European arrivals grew 38.8% year-on-year in 2025, against 20.4% nationally. The 45-day policy is the most plausible single driver — most other factors (flight capacity, exchange rates, marketing) didn't change as dramatically. Russia in particular jumped 196.9%, Italy 55.8%, and the UK 20.8%. The longer permitted stay made Vietnam a feasible single-trip destination for European travellers who'd previously chosen Thailand or Malaysia for that reason.

Did the original Resolution 128 expire?

Yes — Resolution 128/NQ-CP expired on March 15, 2025. However, a successor measure has continued the 45-day exemption for the original 13 countries. The August 2025 expansion (12 additional European states, effective until August 14, 2028) is technically a temporary tourism-purpose waiver, but functions identically for travel planning.
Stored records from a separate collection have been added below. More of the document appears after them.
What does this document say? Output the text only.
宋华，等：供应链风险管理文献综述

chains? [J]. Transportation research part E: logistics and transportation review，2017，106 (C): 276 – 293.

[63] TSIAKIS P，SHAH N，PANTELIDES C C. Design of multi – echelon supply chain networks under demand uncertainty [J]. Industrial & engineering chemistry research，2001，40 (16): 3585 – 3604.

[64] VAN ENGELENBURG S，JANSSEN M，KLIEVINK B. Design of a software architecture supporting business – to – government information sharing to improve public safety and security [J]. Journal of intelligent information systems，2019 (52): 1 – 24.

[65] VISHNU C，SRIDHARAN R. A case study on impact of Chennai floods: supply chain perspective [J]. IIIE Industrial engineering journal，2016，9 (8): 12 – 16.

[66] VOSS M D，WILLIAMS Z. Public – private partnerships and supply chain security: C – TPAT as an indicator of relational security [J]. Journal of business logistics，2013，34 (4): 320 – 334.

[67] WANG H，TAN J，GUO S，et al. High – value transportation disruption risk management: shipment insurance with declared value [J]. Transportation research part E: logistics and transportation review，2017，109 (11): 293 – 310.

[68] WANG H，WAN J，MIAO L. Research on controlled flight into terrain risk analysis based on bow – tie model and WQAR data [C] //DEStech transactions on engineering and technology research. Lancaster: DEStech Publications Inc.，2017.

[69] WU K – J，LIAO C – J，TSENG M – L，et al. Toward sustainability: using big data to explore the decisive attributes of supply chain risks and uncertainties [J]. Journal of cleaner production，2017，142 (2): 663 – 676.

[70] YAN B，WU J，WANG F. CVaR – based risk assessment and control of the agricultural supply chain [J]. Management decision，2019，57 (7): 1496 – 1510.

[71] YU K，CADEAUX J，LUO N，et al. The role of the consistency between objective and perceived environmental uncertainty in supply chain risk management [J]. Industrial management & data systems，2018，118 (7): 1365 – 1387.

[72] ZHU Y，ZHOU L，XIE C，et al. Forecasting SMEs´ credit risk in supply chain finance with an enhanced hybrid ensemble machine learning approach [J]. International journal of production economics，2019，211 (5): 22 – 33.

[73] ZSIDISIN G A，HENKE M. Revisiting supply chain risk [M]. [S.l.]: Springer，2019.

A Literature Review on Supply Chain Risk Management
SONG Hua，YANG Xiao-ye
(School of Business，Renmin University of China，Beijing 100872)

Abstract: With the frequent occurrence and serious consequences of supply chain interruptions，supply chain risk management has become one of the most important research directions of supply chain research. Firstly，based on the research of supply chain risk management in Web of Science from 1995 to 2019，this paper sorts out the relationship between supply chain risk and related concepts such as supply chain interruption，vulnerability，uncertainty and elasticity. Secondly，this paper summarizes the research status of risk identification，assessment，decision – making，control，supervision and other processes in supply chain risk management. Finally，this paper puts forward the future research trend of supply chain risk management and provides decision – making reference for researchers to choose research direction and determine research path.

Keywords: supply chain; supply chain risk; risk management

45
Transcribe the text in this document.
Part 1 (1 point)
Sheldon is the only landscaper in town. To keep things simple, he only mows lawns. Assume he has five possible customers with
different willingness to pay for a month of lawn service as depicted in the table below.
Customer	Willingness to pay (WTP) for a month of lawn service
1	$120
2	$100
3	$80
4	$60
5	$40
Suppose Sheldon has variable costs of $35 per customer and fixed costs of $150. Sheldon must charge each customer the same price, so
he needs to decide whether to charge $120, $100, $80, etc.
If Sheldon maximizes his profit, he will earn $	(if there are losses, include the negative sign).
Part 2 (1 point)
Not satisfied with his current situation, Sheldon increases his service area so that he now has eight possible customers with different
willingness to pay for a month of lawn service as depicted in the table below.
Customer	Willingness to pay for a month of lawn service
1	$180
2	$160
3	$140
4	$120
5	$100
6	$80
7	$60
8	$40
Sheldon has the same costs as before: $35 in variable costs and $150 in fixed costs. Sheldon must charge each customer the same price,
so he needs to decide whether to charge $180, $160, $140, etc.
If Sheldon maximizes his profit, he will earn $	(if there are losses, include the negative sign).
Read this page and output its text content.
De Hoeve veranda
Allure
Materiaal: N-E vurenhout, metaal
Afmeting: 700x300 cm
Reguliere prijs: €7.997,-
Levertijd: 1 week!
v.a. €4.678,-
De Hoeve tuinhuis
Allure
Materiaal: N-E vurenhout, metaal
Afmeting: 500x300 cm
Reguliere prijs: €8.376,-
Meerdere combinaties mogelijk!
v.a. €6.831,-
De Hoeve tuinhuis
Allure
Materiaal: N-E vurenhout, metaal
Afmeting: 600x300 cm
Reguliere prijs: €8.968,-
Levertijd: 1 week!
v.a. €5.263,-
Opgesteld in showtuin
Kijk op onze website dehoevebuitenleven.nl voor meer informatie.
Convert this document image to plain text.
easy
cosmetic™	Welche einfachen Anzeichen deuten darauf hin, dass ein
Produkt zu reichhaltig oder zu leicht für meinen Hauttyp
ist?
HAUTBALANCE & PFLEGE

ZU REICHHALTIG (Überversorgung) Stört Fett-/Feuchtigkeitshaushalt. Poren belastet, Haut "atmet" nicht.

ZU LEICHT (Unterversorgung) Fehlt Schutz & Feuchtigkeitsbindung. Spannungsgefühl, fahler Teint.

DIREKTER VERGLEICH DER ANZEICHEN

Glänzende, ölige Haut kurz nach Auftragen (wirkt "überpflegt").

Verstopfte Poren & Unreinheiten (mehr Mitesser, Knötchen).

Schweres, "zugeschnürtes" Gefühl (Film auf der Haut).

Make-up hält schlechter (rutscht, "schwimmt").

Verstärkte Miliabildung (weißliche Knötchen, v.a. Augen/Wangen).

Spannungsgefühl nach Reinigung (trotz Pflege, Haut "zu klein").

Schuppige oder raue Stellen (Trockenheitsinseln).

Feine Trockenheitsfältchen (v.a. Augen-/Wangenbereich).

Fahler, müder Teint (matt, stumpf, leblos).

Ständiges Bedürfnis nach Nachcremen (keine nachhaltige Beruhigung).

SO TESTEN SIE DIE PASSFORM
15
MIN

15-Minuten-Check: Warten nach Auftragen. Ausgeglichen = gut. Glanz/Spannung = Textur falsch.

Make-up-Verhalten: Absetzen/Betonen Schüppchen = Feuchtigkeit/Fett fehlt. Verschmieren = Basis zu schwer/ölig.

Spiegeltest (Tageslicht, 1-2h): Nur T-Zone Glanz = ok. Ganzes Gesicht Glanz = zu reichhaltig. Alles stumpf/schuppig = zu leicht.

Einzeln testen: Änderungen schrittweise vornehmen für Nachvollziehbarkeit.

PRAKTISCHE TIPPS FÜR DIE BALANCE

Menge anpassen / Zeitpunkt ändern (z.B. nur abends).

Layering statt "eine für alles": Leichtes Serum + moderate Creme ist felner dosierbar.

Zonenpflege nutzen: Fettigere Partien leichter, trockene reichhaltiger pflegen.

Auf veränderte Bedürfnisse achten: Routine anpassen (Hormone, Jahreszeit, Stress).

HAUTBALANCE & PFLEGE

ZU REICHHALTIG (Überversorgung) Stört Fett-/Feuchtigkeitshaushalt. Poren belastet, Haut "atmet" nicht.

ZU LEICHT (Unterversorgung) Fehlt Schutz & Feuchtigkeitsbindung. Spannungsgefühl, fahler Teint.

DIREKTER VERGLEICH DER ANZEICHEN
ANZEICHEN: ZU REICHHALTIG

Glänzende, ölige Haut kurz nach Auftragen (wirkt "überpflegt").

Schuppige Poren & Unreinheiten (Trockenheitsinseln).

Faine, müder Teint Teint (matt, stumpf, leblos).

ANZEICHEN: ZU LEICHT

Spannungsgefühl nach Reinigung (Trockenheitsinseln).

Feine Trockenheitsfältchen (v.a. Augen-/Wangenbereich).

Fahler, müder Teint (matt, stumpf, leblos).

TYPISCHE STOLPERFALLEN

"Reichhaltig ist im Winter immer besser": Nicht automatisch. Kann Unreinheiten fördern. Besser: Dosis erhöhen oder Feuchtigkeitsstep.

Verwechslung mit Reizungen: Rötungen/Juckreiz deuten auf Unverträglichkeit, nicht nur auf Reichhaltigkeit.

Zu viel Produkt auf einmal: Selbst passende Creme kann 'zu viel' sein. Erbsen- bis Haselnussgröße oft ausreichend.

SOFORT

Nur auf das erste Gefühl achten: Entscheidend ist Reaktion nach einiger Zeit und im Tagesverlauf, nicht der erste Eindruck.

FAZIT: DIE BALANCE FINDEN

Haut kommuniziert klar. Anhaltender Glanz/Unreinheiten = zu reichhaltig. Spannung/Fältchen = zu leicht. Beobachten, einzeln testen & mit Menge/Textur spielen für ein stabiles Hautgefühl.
Can I exit and re-enter to extend my stay?

Yes. The 30-day gap rule was eliminated alongside the August 2023 changes. Visitors from visa-exempt countries can leave Vietnam (e.g., to Cambodia or Laos for a few days) and re-enter immediately for another 45-day stay. This makes Vietnam a viable longer-term base for digital nomads and slow travellers from the eligible countries.

What if I'm from a country not on either list?

You're eligible for Vietnam's 90-day e-visa, which since August 2023 has been open to citizens of every country and territory worldwide. We have a separate research summary on the [e-visa expansion](/research/vietnam-90-day-evisa-expansion-research/). Cost: $25 single-entry or $50 multiple-entry, processed online in 3–5 business days.

Are there other 30-day or 14-day visa-free arrangements?

Yes — these are separate from the 45-day list. ASEAN nationals (Thailand, Singapore, Malaysia, Indonesia, the Philippines, Brunei, Cambodia, Laos, Myanmar) get 14- to 30-day visa-free entry depending on the country. Chinese passport holders get 15 days. Always check the latest rules at the Vietnam embassy in your country before booking.